Sailors’ shots successful

Steamboat peppers GJ net in lacrosse win

Grand Junction’s Marques Combs loses the ball Friday night after being checked by Steamboat Springs’ Trent Trask in the Sailors’ 10-1 victory at Walker Field. Steamboat Springs’ ability to string together crisp passes led to numerous shot opportunities in the victory.



The most telling statistic in the Grand Junction High School boys lacrosse team’s 10-1 loss Friday night to Steamboat Springs was the first-quarter shot totals.

The Sailors (10-0, 6-0 Mountain League), one of two undefeated teams remaining in the state, racked up 23 shots. Conversely, Grand Junction (4-3, 3-2 ML) took only four shots in the first quarter.

Although Steamboat Springs occasionally ripped long shots, the majority of its chances came on shots near the crease. The Sailors forced their way toward the crease with quick, short passes and tight, sharp cuts.

In addition to the passing clinic, Steamboat Springs dominated possession.

“They absolutely beat us on ball control,” Grand Junction coach James States said. “That’s something that we always strive to do well. That’s obviously a good team when they can control the ball like that. We had one good offensive chance in that first quarter. That was it.”

The Tigers fell behind early despite a slow start from both teams. It wasn’t until Peter White scored with 5:02 left in the first quarter that either team found the net. But once the Sailors drew blood, they started peppering the Grand Junction net.

Drew Williamson powered his way to the crease to give the Sailors a 2-0 lead at the end of the first quarter. From there, the Sailors went on a 7-0 run before Charlie Ruckman put Grand Junction on the board.

States said passing and catching were the biggest problems for Grand Junction.

“You know, we fell behind and the offense went into ‘have to score mode’ again,” States said. “We tried to pull them out of that mode and couldn’t do it until the third quarter.

“They were pressing. We weren’t clearing the ball. We definitely didn’t clear like we normally do.

“Steamboat definitely put on a tighter ride than we’re used to. When that happens, our players’ first instinct is to throw it across the field. So, yeah, the passing definitely hurt us quite a bit.”

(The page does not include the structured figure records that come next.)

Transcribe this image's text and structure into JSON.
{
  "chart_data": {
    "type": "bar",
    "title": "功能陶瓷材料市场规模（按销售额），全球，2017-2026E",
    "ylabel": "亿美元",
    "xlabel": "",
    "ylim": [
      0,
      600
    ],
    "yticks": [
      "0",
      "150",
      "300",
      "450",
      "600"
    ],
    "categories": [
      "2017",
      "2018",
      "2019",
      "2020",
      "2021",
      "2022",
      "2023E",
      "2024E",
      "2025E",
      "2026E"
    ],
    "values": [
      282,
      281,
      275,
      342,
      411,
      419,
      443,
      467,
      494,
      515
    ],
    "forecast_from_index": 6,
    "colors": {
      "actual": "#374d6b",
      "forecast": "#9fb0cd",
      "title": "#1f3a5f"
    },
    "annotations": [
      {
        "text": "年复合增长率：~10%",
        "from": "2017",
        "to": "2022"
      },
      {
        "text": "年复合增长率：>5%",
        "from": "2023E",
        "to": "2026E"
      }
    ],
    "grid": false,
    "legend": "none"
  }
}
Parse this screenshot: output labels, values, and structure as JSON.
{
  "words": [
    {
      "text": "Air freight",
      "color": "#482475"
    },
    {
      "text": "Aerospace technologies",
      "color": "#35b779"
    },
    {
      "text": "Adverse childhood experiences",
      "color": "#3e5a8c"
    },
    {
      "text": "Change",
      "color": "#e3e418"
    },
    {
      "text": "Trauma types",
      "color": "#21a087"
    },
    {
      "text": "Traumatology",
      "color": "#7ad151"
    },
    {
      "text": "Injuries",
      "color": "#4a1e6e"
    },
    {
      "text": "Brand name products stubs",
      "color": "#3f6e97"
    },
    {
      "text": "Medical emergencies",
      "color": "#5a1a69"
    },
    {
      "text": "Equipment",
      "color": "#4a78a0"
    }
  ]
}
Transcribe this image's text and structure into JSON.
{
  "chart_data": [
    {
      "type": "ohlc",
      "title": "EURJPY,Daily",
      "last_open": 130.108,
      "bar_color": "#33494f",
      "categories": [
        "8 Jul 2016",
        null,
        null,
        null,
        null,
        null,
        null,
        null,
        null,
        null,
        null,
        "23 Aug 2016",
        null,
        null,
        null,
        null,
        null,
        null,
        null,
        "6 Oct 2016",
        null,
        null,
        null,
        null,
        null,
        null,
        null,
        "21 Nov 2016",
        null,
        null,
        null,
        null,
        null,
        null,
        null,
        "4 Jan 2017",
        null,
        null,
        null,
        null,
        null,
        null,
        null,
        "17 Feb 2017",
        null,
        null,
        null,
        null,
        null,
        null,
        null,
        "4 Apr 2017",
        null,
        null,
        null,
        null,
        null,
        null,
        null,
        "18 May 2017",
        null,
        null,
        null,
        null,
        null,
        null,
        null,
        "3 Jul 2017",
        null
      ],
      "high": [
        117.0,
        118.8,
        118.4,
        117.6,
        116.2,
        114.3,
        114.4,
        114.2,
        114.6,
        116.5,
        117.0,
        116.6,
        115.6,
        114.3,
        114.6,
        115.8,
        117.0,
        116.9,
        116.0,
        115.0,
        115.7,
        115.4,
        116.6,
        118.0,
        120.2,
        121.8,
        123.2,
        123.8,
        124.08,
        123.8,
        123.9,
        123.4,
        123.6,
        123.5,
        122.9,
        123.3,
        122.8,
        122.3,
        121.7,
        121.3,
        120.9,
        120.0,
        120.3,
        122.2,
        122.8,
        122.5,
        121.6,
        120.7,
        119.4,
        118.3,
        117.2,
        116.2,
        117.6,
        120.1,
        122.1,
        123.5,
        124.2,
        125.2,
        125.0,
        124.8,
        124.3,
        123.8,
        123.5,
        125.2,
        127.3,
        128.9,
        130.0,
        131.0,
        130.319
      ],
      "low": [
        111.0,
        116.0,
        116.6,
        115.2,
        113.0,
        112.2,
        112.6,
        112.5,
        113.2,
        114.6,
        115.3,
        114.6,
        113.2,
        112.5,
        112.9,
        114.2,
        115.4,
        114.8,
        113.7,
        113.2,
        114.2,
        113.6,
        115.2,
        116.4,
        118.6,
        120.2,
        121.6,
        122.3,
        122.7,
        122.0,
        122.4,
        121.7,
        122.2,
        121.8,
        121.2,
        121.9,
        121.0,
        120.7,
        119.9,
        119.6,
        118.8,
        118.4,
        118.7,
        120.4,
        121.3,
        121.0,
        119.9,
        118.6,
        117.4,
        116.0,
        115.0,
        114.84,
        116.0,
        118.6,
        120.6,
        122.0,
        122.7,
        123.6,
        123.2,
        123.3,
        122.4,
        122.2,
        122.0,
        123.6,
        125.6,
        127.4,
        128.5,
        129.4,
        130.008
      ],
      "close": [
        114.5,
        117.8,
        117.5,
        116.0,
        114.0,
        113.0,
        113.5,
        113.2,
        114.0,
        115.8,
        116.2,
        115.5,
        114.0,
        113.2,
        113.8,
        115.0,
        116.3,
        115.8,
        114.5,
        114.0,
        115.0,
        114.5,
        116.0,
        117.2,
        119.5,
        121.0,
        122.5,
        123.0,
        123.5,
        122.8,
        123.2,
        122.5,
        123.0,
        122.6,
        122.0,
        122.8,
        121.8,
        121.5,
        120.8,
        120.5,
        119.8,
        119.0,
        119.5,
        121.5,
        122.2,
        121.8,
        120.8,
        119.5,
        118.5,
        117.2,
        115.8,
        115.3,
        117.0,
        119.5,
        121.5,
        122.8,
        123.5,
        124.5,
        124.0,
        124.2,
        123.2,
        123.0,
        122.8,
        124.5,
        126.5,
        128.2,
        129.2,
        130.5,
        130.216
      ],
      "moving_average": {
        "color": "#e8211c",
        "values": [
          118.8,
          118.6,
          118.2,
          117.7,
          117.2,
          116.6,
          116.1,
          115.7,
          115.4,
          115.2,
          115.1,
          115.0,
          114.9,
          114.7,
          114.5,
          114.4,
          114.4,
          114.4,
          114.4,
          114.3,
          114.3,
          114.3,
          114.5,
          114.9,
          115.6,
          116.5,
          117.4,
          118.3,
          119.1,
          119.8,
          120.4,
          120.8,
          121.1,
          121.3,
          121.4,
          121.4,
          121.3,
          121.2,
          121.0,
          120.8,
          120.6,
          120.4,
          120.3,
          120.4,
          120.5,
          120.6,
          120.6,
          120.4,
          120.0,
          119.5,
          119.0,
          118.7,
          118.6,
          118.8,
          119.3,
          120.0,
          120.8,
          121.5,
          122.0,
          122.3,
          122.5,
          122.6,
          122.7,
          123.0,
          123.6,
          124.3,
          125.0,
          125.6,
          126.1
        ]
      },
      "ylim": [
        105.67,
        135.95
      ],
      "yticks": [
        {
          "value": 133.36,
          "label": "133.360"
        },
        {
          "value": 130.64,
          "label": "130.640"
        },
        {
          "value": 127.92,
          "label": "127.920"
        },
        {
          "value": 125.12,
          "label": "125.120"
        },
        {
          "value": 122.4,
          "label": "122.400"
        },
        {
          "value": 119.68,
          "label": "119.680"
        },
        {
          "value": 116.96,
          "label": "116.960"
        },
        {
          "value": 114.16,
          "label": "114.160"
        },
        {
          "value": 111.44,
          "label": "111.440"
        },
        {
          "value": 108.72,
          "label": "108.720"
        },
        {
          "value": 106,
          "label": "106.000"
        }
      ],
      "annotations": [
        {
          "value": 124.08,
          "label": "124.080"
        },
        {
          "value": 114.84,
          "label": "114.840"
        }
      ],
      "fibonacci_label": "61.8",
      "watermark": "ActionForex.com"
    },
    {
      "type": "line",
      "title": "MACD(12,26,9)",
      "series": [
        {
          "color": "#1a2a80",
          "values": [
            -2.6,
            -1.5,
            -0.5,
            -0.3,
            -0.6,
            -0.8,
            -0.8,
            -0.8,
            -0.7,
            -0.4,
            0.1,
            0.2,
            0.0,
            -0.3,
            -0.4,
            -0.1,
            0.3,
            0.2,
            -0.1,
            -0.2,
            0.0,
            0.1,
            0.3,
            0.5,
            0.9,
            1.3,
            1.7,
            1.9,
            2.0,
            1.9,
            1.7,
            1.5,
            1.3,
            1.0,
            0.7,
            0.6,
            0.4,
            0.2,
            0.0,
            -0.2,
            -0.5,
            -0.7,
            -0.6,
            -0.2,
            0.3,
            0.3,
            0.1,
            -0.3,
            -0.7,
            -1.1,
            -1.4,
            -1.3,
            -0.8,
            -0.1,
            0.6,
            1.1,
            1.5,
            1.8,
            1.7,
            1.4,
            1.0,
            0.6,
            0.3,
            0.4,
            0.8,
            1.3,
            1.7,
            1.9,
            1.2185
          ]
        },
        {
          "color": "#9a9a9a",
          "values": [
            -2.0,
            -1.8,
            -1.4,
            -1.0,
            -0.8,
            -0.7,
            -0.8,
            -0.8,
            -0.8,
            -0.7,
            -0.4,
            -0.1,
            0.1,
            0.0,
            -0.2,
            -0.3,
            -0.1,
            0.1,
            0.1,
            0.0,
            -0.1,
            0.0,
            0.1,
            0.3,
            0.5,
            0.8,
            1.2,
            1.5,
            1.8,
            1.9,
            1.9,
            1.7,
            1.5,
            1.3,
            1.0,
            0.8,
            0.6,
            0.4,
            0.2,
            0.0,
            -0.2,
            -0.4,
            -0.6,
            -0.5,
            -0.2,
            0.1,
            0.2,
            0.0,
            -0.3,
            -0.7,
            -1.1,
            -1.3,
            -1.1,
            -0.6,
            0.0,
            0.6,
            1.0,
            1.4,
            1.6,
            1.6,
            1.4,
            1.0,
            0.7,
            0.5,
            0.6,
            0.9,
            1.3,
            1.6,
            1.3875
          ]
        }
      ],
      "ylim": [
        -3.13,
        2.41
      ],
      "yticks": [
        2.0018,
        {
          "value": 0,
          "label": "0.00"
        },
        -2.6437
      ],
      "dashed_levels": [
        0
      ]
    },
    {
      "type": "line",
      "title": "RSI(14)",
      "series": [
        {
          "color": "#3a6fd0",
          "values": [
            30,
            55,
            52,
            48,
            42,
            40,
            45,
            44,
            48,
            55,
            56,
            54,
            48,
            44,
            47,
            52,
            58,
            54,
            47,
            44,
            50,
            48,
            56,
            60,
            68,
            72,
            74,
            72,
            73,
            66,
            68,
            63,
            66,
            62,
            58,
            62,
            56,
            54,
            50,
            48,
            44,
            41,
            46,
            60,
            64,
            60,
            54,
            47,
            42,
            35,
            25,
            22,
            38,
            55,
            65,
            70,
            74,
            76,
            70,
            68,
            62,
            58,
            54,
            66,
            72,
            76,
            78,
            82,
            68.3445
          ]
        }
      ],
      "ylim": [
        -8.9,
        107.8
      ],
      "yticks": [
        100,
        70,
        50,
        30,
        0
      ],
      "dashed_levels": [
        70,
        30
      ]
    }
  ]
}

On Ruckman’s goal, the Tigers mirrored Steamboat Springs. Precise perimeter passing set up a seam for Ruckman, who powered his way to the net before finishing with a sidearm flick. Grand Junction nearly scored less than five minutes later, but a penalty negated the goal.

The Tigers put nine shots on goal in the second half, compared to five in the first half. Grand Junction seemed more comfortable with the Sailors’ high-pressure defense and did a better job extending offensive possessions.

The Sailors outshot the Tigers 37-27, but Grand Junction created more opportunities by carrying the ball to the middle of the field. Steamboat Springs’ penalties also opened up the field for Grand Junction, with the Sailors picking up five penalties in the second half, totaling 5 minutes, 30 seconds.

Defensively, the Tigers were anchored by Jacob Hart. Despite facing an offensive onslaught, Hart made eight saves in three quarters of work.

For Steamboat Springs, Ben Wharton led all scorers with five goals. White and Williamson added two goals apiece.

The Sailors have won 12 straight league games.

Battle Mountain 16, Fruita Monument 3: The Wildcats dropped their second straight game, falling to Battle Mountain in an Mountain League match in Edwards. Fruita returns home for a game at 3 p.m. today against Steamboat Springs at Stocker Stadium.